2 . The thermally conductive composition of claim 1 , wherein the particulate alumina is unmodified.
3 . The thermally conductive composition of claim 1 , wherein at least the portion of the particulate alumina filler includes fumed alumina.
4 . The thermally conductive composition of claim 1 , wherein the alumina filler includes at least one of alpha and gamma crystal structure.
5 . The thermally conductive composition of claim 1 , wherein the total specific surface area is between 4 m 2 /g and 150 m 2 /g.
6 . The thermally conductive composition of claim 1 , comprising:
between 1 wt. % and 7 wt. % of the silyl-modified resin; and between 50 wt. % and 95 wt. % of the particulate alumina filler.
7 . The thermally conductive composition of claim 1 , comprising between 0.1 wt. % and 1 wt. % of the portion of the particulate alumina filler having an average particle size of less than 1 μm.
8 . The thermally conductive composition of claim 1 , comprising between 5 wt. % and 20 wt. % of a plasticizer having a viscosity of less than 100 cP at 25° C.
9 . The thermally conductive composition of claim 1 , wherein:
the silyl-modified resin is a silane-terminated polyether; and/or the silyl-modified non-silicone polymer includes an alkoxy silane terminal group; and/or the silyl-modified non-silicone polymer is free of —Si—O— units; and/or the silyl-modified non-silicone polymer is a two part composition.

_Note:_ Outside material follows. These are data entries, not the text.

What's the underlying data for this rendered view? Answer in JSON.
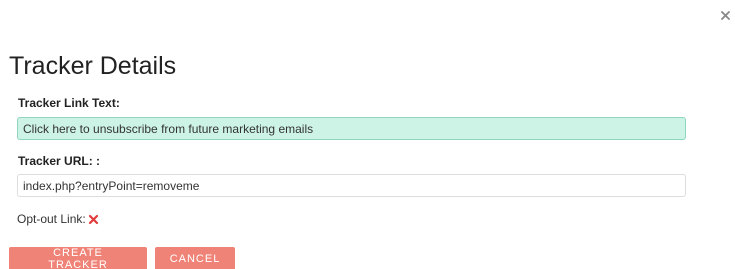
{
  "dialog": {
    "title": "Tracker Details",
    "close_icon": "close-icon"
  },
  "form": {
    "link_text_label": "Tracker Link Text:",
    "link_text_value": "Click here to unsubscribe from future marketing emails",
    "url_label": "Tracker URL: :",
    "url_value": "index.php?entryPoint=removeme",
    "optout_label": "Opt-out Link:",
    "optout_icon": "x-mark-icon"
  },
  "buttons": {
    "create": "CREATE TRACKER",
    "cancel": "CANCEL"
  },
  "colors": {
    "accent_button": "#f08377",
    "active_field_bg": "#cdf3e7",
    "active_field_border": "#8fd6bd",
    "optout_mark": "#e23b3b"
  }
}
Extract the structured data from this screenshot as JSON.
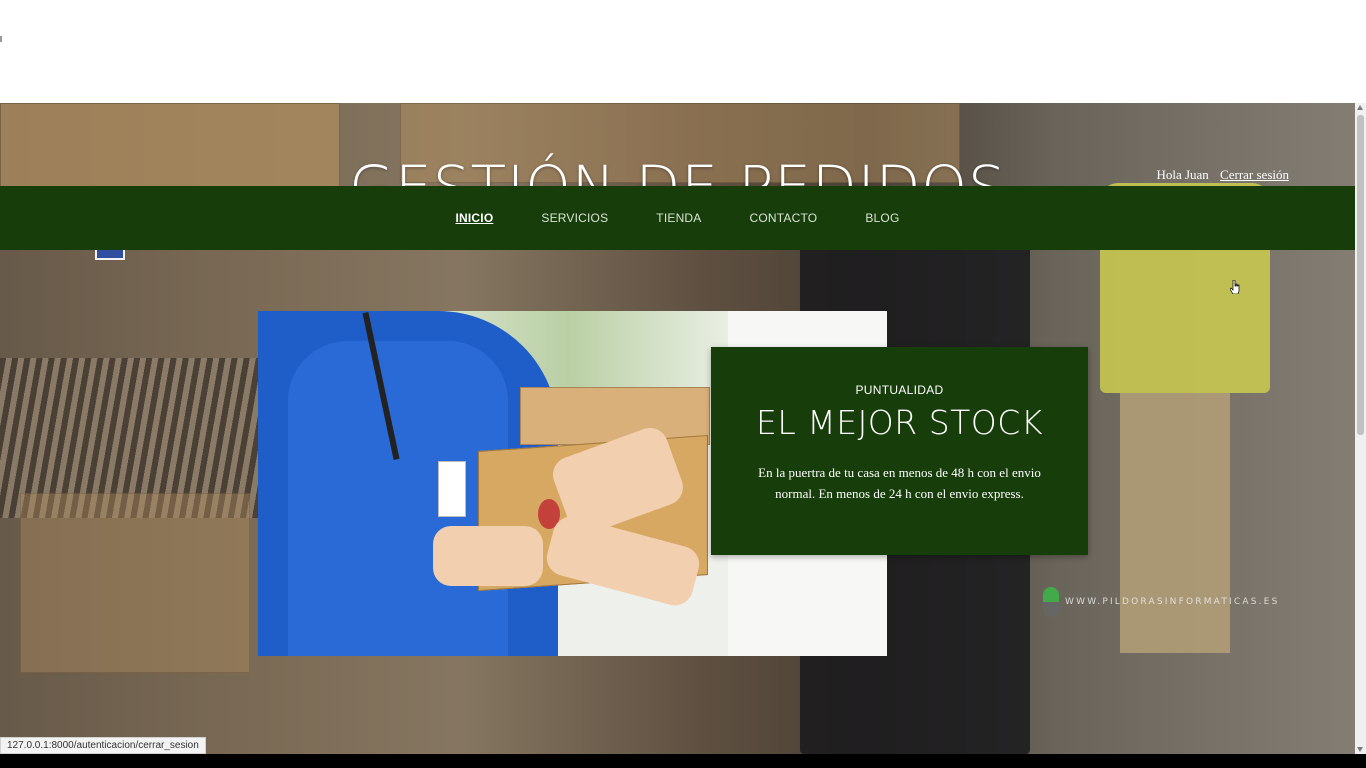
{
  "site": {
    "title": "GESTIÓN DE PEDIDOS"
  },
  "user": {
    "greeting": "Hola Juan",
    "logout_label": "Cerrar sesión"
  },
  "nav": {
    "items": [
      {
        "label": "INICIO",
        "active": true
      },
      {
        "label": "SERVICIOS",
        "active": false
      },
      {
        "label": "TIENDA",
        "active": false
      },
      {
        "label": "CONTACTO",
        "active": false
      },
      {
        "label": "BLOG",
        "active": false
      }
    ]
  },
  "feature_card": {
    "kicker": "PUNTUALIDAD",
    "heading": "EL MEJOR STOCK",
    "body": "En la puertra de tu casa en menos de 48 h con el envio normal. En menos de 24 h con el envio express."
  },
  "watermark": {
    "text": "WWW.PILDORASINFORMATICAS.ES"
  },
  "status_bar": {
    "url": "127.0.0.1:8000/autenticacion/cerrar_sesion"
  },
  "colors": {
    "brand_green": "#173d0b",
    "nav_text": "#d9e4d2"
  },
  "icons": {
    "cursor": "hand-pointer-icon",
    "watermark_logo": "pill-logo-icon"
  }
}
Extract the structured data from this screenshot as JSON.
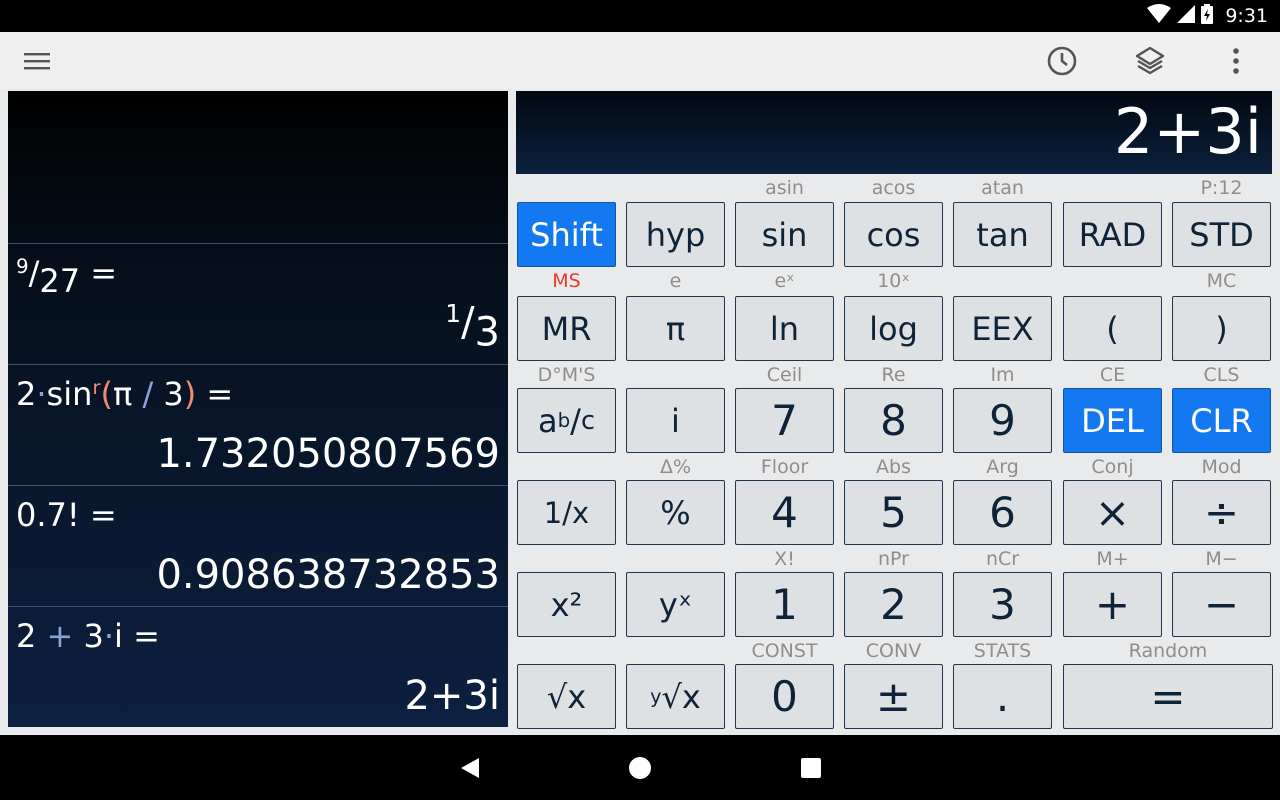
{
  "status_bar": {
    "time": "9:31"
  },
  "toolbar": {
    "icons": [
      "menu-icon",
      "history-clock-icon",
      "layers-icon",
      "more-vert-icon"
    ]
  },
  "history": {
    "entries": [
      {
        "expr": {
          "num": "9",
          "den": "27",
          "suffix": " ="
        },
        "result": {
          "num": "1",
          "den": "3"
        }
      },
      {
        "expr": {
          "a": "2",
          "func": "sin",
          "mode": "r",
          "lp": "(",
          "pi": "π",
          "slash": "/",
          "three": "3",
          "rp": ")",
          "suffix": " ="
        },
        "result": "1.732050807569"
      },
      {
        "expr": "0.7! =",
        "result": "0.908638732853"
      },
      {
        "expr": {
          "a": "2",
          "plus": "+",
          "b": "3",
          "i": "i",
          "suffix": " ="
        },
        "result": "2+3i"
      }
    ]
  },
  "display": {
    "value": "2+3i"
  },
  "keypad": {
    "rows": [
      {
        "labels": [
          "",
          "",
          "asin",
          "acos",
          "atan",
          "",
          "P:12"
        ],
        "keys": [
          "Shift",
          "hyp",
          "sin",
          "cos",
          "tan",
          "RAD",
          "STD"
        ]
      },
      {
        "labels": [
          "MS",
          "e",
          "eˣ",
          "10ˣ",
          "",
          "",
          "MC"
        ],
        "keys": [
          "MR",
          "π",
          "ln",
          "log",
          "EEX",
          "(",
          ")"
        ]
      },
      {
        "labels": [
          "D°M'S",
          "",
          "Ceil",
          "Re",
          "Im",
          "CE",
          "CLS"
        ],
        "keys": [
          "abc",
          "i",
          "7",
          "8",
          "9",
          "DEL",
          "CLR"
        ]
      },
      {
        "labels": [
          "",
          "Δ%",
          "Floor",
          "Abs",
          "Arg",
          "Conj",
          "Mod"
        ],
        "keys": [
          "1/x",
          "%",
          "4",
          "5",
          "6",
          "×",
          "÷"
        ]
      },
      {
        "labels": [
          "",
          "",
          "X!",
          "nPr",
          "nCr",
          "M+",
          "M−"
        ],
        "keys": [
          "x²",
          "yˣ",
          "1",
          "2",
          "3",
          "+",
          "−"
        ]
      },
      {
        "labels": [
          "",
          "",
          "CONST",
          "CONV",
          "STATS",
          "Random"
        ],
        "keys": [
          "√x",
          "y√x",
          "0",
          "±",
          ".",
          "="
        ]
      }
    ],
    "fraction_key": {
      "a": "a",
      "b": "b",
      "c": "c"
    },
    "root_key": {
      "index": "y",
      "radical": "√x"
    },
    "accent_color": "#1478f0",
    "memory_label_color": "#f2372d"
  }
}
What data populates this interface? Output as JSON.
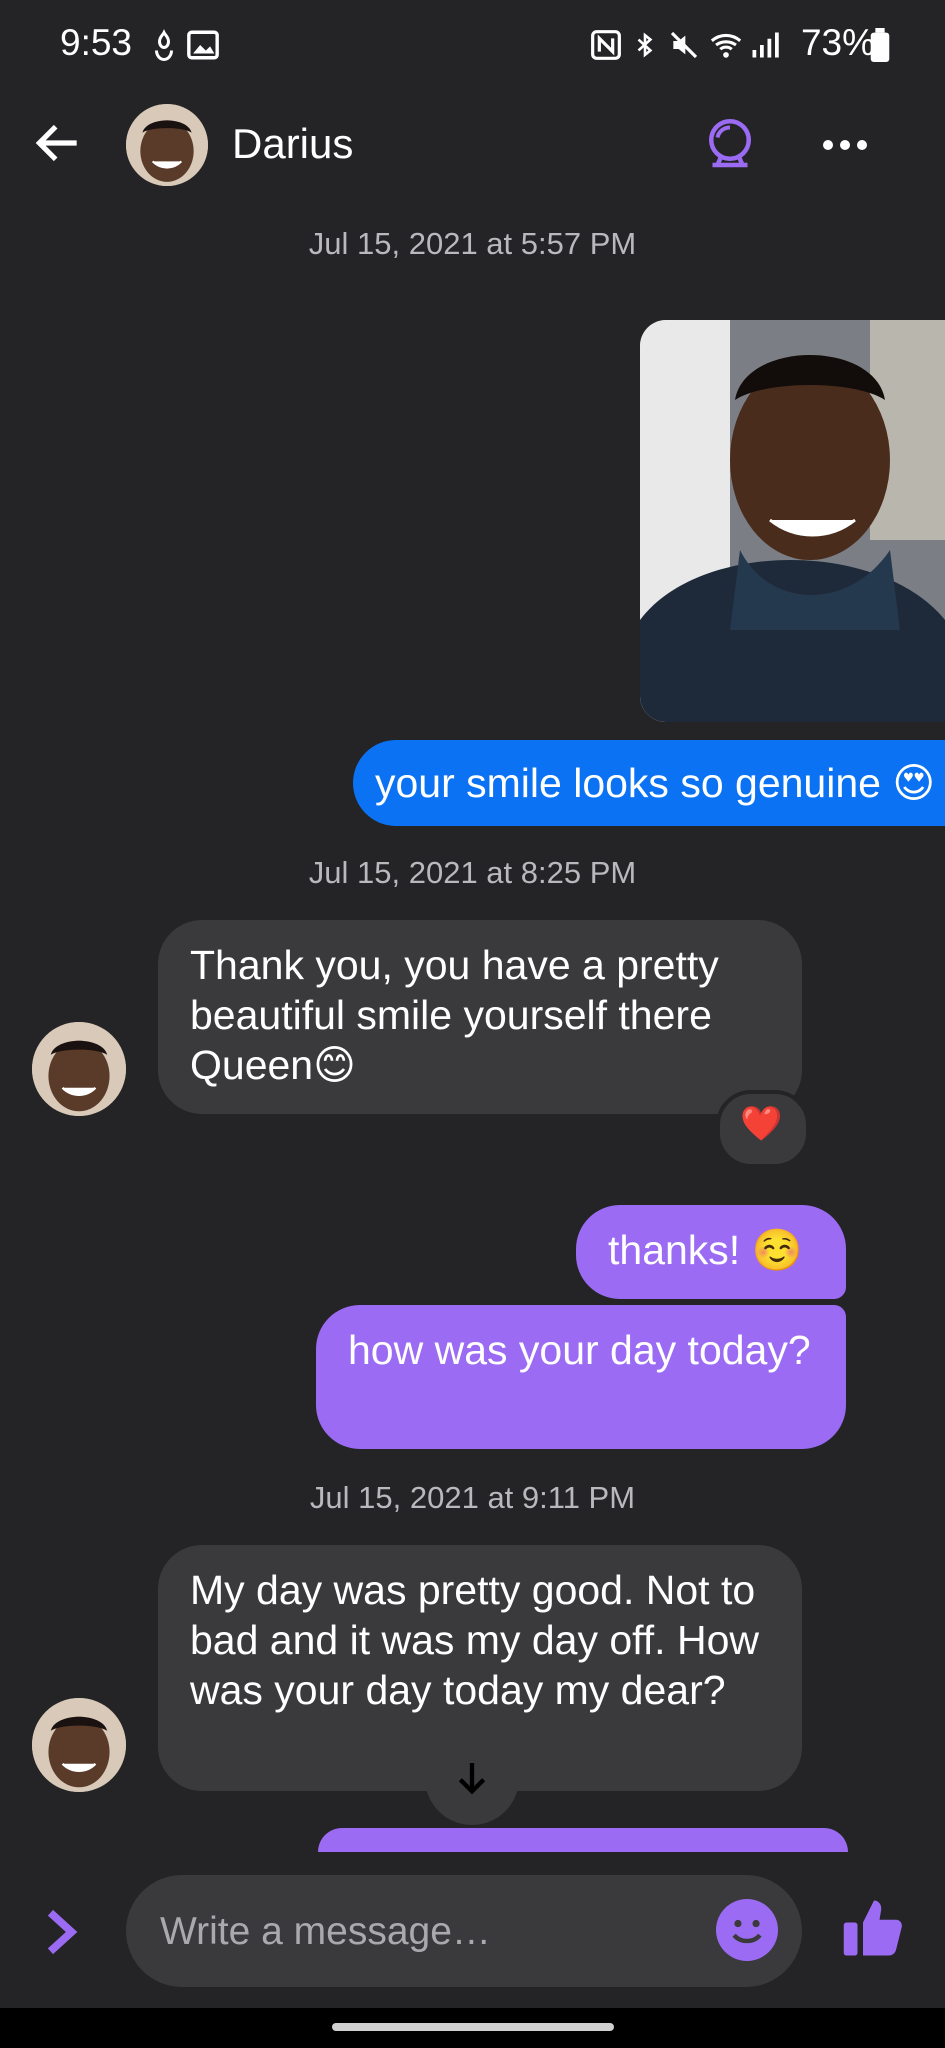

10 . The thermally conductive composition of claim 1 , wherein each component has an extrusion rate of greater than 50 g/minute, preferably greater than 150 g/minute and more preferably greater than 300 g/minute when extruded through a Nordson EFD syringe barrel at 90 psi.
11 . Cured reaction products of the thermally conductive composition of claim any one of claim 1 .
12 . Cured reaction products of the thermally conductive composition of claim 1 , having a cured hardness of between 20 Shore 00 and 80 Shore A at 25° C.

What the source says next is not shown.